J’étais le vieux rôdeur sauvage de la mer,
Une espèce de spectre au bord du gouffre amer ;
J’avais dans l’âpre hiver, dans le vent, dans le givre,
Dans l’orage, l’écume et l’ombre, émit un livre,
Dont l’ouragan, noir souffle aux ordres du banni,
Tournait chaque feuillet quand je l’avais fini ;
Je n’avais rien en moi que l’honneur imperdable ;
Je suis venu, j’ai vu la cité formidable ;
Elle avait faim, j’ai mis mon livre sous sa dent ;


Et j’ai dit à ce peuple altier, farouche, ardent,
A ce peuple indigné, sans peur, sans joug, sans règle,
J’ai dit à ce Paris, comme le klephte à l’aigle :
Mange mon cœur, ton aile en croîtra d’un empan.

Quand le Christ expira, quand mourut le grand Pan,
Jean et Luc en Judée et dans l’Inde Epicure
Entendirent un cri d’inquiétude obscure ;
La terre tressaillit quand l’Olympe tomba ;
D’Ophir à Chanaan et d’Assur à Saba,
Comme un socle en ployant fait ployer la colonne,
Tout l’Orient pencha quand croula Babylone ;
La même horreur sacrée est dans l’homme aujourd’hui,
Et l’édifice sent fléchir le point d’appui ;
Tous tremblent pour Paris qu’étreint une main vile ;
On tuerait l’Univers si l’on tuait la Ville ;
C’est plus qu’un peuple, c’est le monde que les rois
Tâchent de clouer, morne et sanglant, sur la croix ;
Le supplice effrayant du genre humain commence.
 
Donc luttons. Plus que Troie et Tyr, plus que Numance,
Paris assiégé doit l’exemple.
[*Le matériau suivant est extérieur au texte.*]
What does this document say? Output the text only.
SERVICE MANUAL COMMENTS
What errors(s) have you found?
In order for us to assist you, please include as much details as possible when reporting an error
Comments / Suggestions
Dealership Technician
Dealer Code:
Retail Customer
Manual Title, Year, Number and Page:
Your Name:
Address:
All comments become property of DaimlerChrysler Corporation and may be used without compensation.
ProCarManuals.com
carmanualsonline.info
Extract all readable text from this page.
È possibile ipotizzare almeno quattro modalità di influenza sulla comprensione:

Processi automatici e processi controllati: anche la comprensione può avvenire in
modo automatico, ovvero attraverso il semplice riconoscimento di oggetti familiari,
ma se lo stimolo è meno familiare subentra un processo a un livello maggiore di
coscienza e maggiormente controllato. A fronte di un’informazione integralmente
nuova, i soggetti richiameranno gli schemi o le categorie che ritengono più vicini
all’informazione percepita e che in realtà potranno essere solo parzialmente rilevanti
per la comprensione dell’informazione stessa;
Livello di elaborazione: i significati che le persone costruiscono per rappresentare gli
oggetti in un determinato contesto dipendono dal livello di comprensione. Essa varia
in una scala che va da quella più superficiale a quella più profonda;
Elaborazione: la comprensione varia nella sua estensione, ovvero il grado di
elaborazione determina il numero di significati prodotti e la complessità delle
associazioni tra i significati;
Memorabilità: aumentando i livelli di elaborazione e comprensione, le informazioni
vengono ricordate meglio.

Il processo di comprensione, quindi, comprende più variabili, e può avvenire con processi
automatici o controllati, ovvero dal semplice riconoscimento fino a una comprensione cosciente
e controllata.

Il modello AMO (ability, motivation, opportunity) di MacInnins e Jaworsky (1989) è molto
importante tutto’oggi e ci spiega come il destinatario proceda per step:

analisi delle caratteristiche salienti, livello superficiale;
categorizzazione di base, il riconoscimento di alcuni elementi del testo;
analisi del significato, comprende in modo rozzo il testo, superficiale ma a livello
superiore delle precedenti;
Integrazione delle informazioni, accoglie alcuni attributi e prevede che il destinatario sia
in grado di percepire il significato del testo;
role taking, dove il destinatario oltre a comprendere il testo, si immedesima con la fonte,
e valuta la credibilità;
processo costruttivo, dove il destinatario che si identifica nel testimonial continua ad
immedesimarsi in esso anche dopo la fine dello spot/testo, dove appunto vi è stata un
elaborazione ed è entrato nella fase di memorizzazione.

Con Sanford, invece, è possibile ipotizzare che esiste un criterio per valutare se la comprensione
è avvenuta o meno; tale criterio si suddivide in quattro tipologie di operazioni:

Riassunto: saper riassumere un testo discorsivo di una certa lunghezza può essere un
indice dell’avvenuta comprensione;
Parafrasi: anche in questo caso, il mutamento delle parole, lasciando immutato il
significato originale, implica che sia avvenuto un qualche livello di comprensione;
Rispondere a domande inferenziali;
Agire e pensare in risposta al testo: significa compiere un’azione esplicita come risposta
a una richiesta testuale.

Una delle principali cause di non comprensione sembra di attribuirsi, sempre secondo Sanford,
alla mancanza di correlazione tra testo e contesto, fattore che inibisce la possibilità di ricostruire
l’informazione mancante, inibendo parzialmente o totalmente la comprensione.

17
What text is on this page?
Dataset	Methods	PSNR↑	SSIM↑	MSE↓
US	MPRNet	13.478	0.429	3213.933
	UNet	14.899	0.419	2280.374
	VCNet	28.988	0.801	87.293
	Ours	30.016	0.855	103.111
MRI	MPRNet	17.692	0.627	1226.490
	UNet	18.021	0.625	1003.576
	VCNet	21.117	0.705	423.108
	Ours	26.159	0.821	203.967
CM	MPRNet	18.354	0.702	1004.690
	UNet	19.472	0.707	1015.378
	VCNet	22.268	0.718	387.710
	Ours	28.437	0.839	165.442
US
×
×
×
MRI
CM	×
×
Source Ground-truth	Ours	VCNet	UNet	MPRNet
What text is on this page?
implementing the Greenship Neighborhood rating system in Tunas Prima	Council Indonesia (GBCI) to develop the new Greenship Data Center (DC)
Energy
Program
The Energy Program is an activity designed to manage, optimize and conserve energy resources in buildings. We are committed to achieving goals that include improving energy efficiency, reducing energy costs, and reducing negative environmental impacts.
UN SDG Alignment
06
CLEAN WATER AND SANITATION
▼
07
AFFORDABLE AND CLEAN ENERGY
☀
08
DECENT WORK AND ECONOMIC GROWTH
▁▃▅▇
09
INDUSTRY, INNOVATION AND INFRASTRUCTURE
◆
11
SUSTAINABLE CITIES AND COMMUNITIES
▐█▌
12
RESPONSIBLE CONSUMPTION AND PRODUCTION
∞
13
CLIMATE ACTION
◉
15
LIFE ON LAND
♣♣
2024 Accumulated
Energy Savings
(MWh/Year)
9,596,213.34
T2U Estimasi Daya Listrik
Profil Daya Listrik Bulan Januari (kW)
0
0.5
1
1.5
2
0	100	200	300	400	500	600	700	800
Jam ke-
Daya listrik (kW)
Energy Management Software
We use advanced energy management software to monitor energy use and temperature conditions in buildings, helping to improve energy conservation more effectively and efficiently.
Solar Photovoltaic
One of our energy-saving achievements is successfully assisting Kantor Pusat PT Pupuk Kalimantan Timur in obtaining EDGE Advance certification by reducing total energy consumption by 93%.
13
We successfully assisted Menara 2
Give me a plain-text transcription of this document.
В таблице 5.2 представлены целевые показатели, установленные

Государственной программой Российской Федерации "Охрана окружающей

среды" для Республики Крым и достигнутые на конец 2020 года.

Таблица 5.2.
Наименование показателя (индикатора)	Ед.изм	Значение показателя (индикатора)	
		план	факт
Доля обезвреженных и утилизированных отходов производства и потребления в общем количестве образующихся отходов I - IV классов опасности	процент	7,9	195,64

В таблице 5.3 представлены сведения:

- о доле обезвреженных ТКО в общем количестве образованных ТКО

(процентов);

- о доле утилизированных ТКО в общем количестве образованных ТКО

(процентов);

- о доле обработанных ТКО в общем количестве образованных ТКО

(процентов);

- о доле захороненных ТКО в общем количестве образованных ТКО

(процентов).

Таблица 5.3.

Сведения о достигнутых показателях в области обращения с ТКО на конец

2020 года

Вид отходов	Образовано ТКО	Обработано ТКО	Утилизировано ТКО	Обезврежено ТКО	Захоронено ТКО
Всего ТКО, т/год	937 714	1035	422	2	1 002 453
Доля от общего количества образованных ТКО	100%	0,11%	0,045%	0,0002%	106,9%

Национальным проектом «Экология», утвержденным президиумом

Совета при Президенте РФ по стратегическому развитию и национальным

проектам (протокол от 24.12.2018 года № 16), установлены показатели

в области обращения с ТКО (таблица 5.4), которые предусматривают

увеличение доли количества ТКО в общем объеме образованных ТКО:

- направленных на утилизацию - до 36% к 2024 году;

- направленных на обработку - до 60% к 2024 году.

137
Soyons grands.
Affrontons les bandits conduits par les tyrans.
Les Huns reviennent comme au temps de Frédégaire ;
Laissons rouler vers nous les machines de guerre ;
Faisons front, tenons tête ; acceptons, seuls, trahis,


Sanglants, le dur travail de sauver ce pays.
Tomber, mais sans avoir tremblé, c’est la victoire.
Etre la rêverie immense de l’histoire,
Faire que tout chercheur du vrai, du grand, du beau,
Met le doigt sur sa bouche en voyant un tombeau,
C’est aussi bien l’honneur d’un peuple que d’un homme,
Et Caton est trop grand s’il est plus grand que Rome ;
Rome doit l’égaler, Rome doit l’imiter ;
Donc Rome doit combattre et Paris doit lutter.
Notre labeur finit par être notre gerbe.
Combats, ô mon Paris ! aie, ô peuple superbe,
Criblé de flèches, mais sans tache à ton écu,
L’illustre acharnement de n’être pas vaincu.